How Skyr Differs from Yoghurt
Yoghurt is produced by bacterial fermentation alone – specific bacteria consume the lactose in milk and produce lactic acid, which causes the proteins to coagulate. Skyr uses bacterial fermentation plus a small amount of rennet, the enzyme that causes milk proteins to clump together in cheesemaking. This combination produces a firmer, smoother curd that, after straining, achieves a protein content of around 10-11g per 100g – roughly double that of standard yoghurt. The whey that drains off during straining is reincorporated in commercial production (to reduce waste and add volume), but traditional skyr discards it entirely, which is why artisan skyr is thicker and richer than commercial varieties.
Making Skyr at Home
You’ll need: 2 litres of skim or low-fat milk (skyr is traditionally made from skimmed milk – this is not about calorie reduction but about the specific protein structure that results), 3 tablespoons of commercial skyr or plain yoghurt as starter, and 1 drop of liquid rennet (available from cheesemaking suppliers or online).

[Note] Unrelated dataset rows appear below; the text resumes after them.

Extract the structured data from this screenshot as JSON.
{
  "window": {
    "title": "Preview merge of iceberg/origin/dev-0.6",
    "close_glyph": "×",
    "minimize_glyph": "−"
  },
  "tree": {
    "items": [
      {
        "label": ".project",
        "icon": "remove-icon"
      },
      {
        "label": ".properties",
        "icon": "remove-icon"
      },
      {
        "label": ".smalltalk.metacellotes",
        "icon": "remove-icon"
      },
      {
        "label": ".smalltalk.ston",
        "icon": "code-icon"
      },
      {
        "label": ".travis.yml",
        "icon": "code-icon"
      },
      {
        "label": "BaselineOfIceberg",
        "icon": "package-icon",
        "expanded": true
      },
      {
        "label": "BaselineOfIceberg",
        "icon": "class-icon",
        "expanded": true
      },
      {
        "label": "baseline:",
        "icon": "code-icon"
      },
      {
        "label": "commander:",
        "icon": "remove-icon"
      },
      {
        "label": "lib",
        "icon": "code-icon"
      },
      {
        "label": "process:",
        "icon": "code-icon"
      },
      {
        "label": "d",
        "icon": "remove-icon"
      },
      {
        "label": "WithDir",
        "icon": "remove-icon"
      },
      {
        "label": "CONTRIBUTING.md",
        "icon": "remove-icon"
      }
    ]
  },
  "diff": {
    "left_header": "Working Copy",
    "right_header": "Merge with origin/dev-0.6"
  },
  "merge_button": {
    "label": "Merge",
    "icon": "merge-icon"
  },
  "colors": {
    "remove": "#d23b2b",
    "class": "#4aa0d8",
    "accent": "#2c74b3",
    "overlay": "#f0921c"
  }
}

Heat the milk to 90°C, hold for 5 minutes, then cool to 38-40°C. Whisk in the starter. Dissolve the rennet in a tablespoon of cold water and stir gently into the milk. Cover and keep warm (same method as yoghurt – wrapped in towels, oven with light on, or similar) for 8-12 hours. The milk should set into a firm, yoghurt-like curd. Strain through cheesecloth for 4-8 hours in the fridge, discarding the whey (or saving for other uses). The result should be thick, smooth, and almost spreadable.
How Icelanders Eat It
Traditionally, skyr is eaten with a spoonful of cream stirred through and fresh blueberries on top – the cream adds fat that the skim milk base lacks, and the blueberries are the most traditional accompaniment in Iceland. It’s also eaten with brown sugar stirred through, with jam, with granola, or straight from the container with a spoon. The Icelandic version has a specific mild, clean flavour without the sharpness of Greek yoghurt, and the texture is dense enough to be scooped rather than poured.
Skyr is worth making at home if you have an interest in fermentation – it’s a straightforward introduction to basic cheesemaking techniques and produces something noticeably different from anything available commercially. Once you’ve made it, it’s difficult to go back to the commercial version as a substitute.